Find the radius of convergence of the Power series $$1+z+\frac{z^2}{2^2}+\frac{z^3}{3!}+\frac{z^4}{2^4}+\frac{z^5}{5!}\cdots $$
Put the series in the form
$$\left[1+\frac{z^2}{2^2}+\frac{z^4}{2^4}+\cdots\right]+\left[z+\frac{z^3}{3!}+\frac{z^5}{5!}+\cdots\right] =\left[\sum_{n=0}^\infty\frac{z^{2n}}{2^{2n}}\right] +\sinh(z)$$ The radius of convergence of the $1$st series is $4$ and, since $-\infty<\sinh(z)<\infty$, the radius of convergence of the given series is $4$.
Is my approach right?
Your approach is in the right direction.
The first series $\displaystyle\sum_{n=0}^\infty\frac{z^{2n}}{2^{2n}}$ has radius of convergence 2 - try the root test for example, while the second one has infinite radius of convergence. Thus their sum has radius of convergence equal to 2.
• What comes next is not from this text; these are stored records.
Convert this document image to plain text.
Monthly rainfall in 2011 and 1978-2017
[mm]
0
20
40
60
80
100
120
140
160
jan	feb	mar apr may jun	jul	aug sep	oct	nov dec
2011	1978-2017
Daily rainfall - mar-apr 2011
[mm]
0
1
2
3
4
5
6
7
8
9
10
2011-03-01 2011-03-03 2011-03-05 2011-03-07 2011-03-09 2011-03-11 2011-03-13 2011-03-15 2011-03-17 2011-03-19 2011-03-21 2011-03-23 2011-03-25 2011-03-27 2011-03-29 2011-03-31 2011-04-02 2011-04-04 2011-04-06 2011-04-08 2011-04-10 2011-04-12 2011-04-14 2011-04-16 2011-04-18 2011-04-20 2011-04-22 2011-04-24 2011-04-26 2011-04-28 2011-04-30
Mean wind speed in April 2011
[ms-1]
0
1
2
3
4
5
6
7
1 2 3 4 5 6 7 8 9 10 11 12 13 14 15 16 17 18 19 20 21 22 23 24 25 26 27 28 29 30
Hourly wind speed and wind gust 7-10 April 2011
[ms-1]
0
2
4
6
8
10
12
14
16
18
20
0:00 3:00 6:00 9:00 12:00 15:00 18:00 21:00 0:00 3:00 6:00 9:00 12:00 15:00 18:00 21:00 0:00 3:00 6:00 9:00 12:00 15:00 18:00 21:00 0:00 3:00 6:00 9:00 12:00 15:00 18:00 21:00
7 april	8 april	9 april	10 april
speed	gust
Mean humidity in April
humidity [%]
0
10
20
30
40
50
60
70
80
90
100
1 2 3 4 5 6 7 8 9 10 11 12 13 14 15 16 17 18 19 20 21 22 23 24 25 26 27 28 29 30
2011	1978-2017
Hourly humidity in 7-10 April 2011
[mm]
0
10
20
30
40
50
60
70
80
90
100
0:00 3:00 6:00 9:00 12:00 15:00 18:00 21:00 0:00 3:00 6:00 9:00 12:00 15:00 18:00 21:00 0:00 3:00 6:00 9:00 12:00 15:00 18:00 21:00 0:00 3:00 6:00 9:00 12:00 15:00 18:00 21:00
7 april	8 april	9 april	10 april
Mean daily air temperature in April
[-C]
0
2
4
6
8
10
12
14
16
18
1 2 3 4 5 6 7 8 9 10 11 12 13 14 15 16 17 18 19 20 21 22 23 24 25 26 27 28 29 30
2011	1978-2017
Root test for $\{a_n\}_{n\in\mathbb N}$, where $$ a_n=\left\{\begin{array}{lll} 2^{-n} & \text{if} & \text{$n$ even}, \\ 0 & \text{if} & \text{$n$ odd}, \end{array}\right. $$ is $$ \limsup \lvert a_n\rvert^{1/n}=\frac{1}{2}, $$ and hence radius of convergence$=2$.
Note that $\displaystyle\sum_{n=0}^\infty\frac{z^{2n}}{2^{2n}}=\sum_{n=0}^\infty a_nz^n$.